The swim turned out to be Mardini's last—she suffered several injuries, ending her professional career. "It wasn't easy," she recalls. "I got into a depression. I didn't know what to do." But it was another beginning. Fluent in English and Arabic, she began speaking publicly about her experiences, taking the international attention as an opportunity to tell others' unseen stories.
Mardini then moved to Lesbos to volunteer with migrants full-time. "I went for two weeks and it turned into three years," she says of the Greek island from her home in Berlin. "I just fell in love with it. Being someone who just left home and being a refugee and so many titles, it just felt like I have no place in society. Then you just feel like you have a lot to give. I decided to leave everything behind."

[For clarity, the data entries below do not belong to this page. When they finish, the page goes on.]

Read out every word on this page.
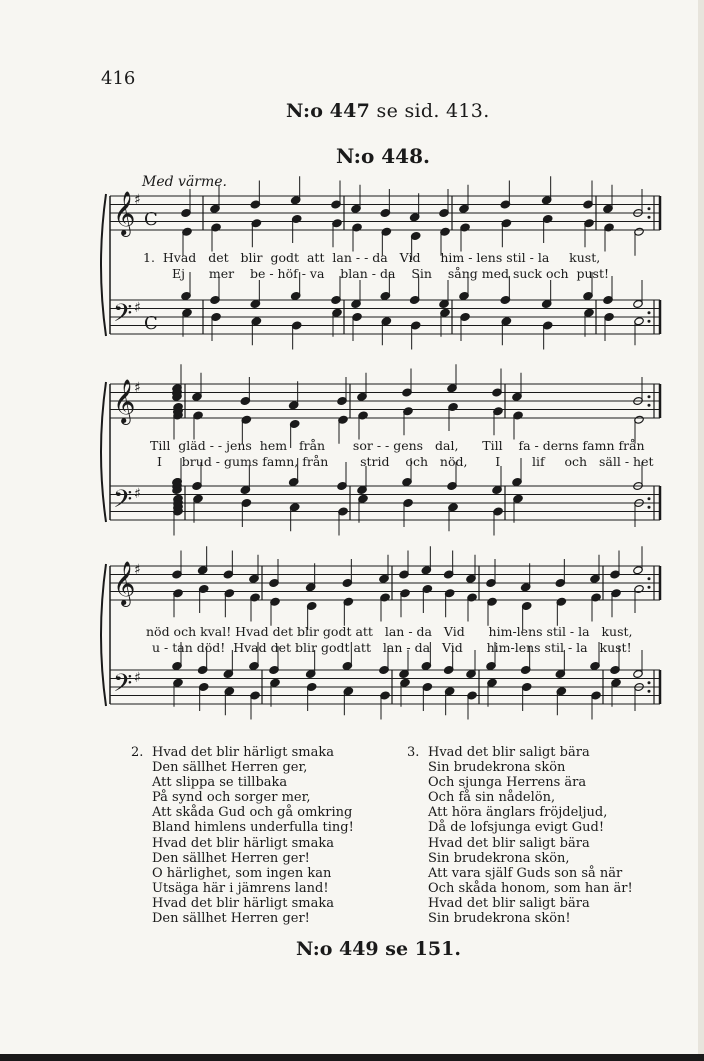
416
N:o 447 se sid. 413.
N:o 448.
Med värme.
𝄞
𝄢
♯
♯
C
C
𝄞
𝄢
♯
♯
𝄞
𝄢
♯
♯
1.  Hvad   det   blir  godt  att  lan - - da   Vid     him - lens stil - la     kust,
Ej      mer    be - höf - va    blan - da    Sin    sång med suck och  pust!
Till  gläd - - jens  hem   från       sor - - gens   dal,      Till    fa - derns famn från
I     brud - gums famn, från        strid    och   nöd,       I        lif     och   säll - het
nöd och kval! Hvad det blir godt att   lan - da   Vid      him-lens stil - la   kust,
u - tan död!  Hvad det blir godt att   lan - da   Vid      him-lens stil - la   kust!
2. Hvad det blir härligt smaka
Den sällhet Herren ger,
Att slippa se tillbaka
På synd och sorger mer,
Att skåda Gud och gå omkring
Bland himlens underfulla ting!
Hvad det blir härligt smaka
Den sällhet Herren ger!
O härlighet, som ingen kan
Utsäga här i jämrens land!
Hvad det blir härligt smaka
Den sällhet Herren ger!
3. Hvad det blir saligt bära
Sin brudekrona skön
Och sjunga Herrens ära
Och få sin nådelön,
Att höra änglars fröjdeljud,
Då de lofsjunga evigt Gud!
Hvad det blir saligt bära
Sin brudekrona skön,
Att vara själf Guds son så när
Och skåda honom, som han är!
Hvad det blir saligt bära
Sin brudekrona skön!
N:o 449 se 151.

In 2018, Mardini was arrested for her humanitarian work, spending over a hundred days in an Athens prison. "I was locked up for the crimes of money laundering, espionage, trafficking, smuggling, and recently they added fraud," she explains. Fellow refugees and activists spoke out, and Amnesty International intervened to get her released on bail. Her trial, alongside her colleagues Seán Binder and Nassos Karakitsos, is scheduled to begin next week, with the threat of up to twenty-five years in prison.

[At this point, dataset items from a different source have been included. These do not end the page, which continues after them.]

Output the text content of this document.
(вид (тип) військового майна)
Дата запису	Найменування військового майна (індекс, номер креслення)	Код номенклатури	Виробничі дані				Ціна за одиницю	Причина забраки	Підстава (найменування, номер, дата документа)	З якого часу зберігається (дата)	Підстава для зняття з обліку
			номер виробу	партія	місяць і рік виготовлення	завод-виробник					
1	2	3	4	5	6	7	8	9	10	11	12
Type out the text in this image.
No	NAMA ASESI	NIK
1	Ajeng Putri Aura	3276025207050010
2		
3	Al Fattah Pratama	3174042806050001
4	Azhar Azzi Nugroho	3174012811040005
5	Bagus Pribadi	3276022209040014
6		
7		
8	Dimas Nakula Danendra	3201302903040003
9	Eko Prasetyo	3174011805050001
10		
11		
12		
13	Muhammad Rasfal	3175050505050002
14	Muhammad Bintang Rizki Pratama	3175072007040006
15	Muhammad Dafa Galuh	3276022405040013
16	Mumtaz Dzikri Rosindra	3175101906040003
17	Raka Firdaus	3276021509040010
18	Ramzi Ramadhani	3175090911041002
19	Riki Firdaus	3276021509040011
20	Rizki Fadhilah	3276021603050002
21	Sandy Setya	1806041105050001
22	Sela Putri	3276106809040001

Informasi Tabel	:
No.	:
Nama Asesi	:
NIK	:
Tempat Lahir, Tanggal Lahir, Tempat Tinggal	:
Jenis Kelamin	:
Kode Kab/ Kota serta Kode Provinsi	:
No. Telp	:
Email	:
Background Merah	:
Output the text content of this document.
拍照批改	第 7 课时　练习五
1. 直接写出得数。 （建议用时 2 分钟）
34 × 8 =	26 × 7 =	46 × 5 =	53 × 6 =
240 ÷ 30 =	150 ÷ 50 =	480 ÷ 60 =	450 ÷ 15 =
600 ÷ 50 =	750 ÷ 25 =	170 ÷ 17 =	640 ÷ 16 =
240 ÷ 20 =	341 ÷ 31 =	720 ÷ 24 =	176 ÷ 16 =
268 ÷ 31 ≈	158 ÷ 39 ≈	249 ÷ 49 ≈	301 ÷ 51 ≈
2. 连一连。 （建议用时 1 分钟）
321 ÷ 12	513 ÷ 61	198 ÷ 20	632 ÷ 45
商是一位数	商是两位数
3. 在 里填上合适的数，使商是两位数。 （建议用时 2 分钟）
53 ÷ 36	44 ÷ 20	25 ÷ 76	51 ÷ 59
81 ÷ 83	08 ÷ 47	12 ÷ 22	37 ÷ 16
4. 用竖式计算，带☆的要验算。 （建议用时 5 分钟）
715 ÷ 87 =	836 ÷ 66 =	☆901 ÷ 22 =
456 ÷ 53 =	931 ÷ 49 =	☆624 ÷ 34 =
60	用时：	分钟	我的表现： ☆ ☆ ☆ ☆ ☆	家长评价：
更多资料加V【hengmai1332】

Of course, this biography offers only a faint outline, one often sketched for her, of who Mardini is. Until recently, she was studying political science at Bard College in Berlin. She loves fashion, the arts, raising plants, and dancing. She speaks frankly about mental health and how drained she felt in prison after years as an overworked volunteer without resources. How the silence of Europe, the quietness without air strikes, was terrifying when she arrived. And she talks about the necessity of fighting for human rights. "I always get in trouble because I speak up for others even if they didn't ask me to, ever since I was very young," she says. "I know that I put myself in so many more troubles—I ended up in prison, for fuck's sake—but when you find what you actually believe in, you just do not care. You just go ahead and do it. I just feel like I'm blessed that I can actually speak up. I tell others' stories through myself. I am ready to lose myself, my position, my life for what I believe in, which is the truth, my truth and others'."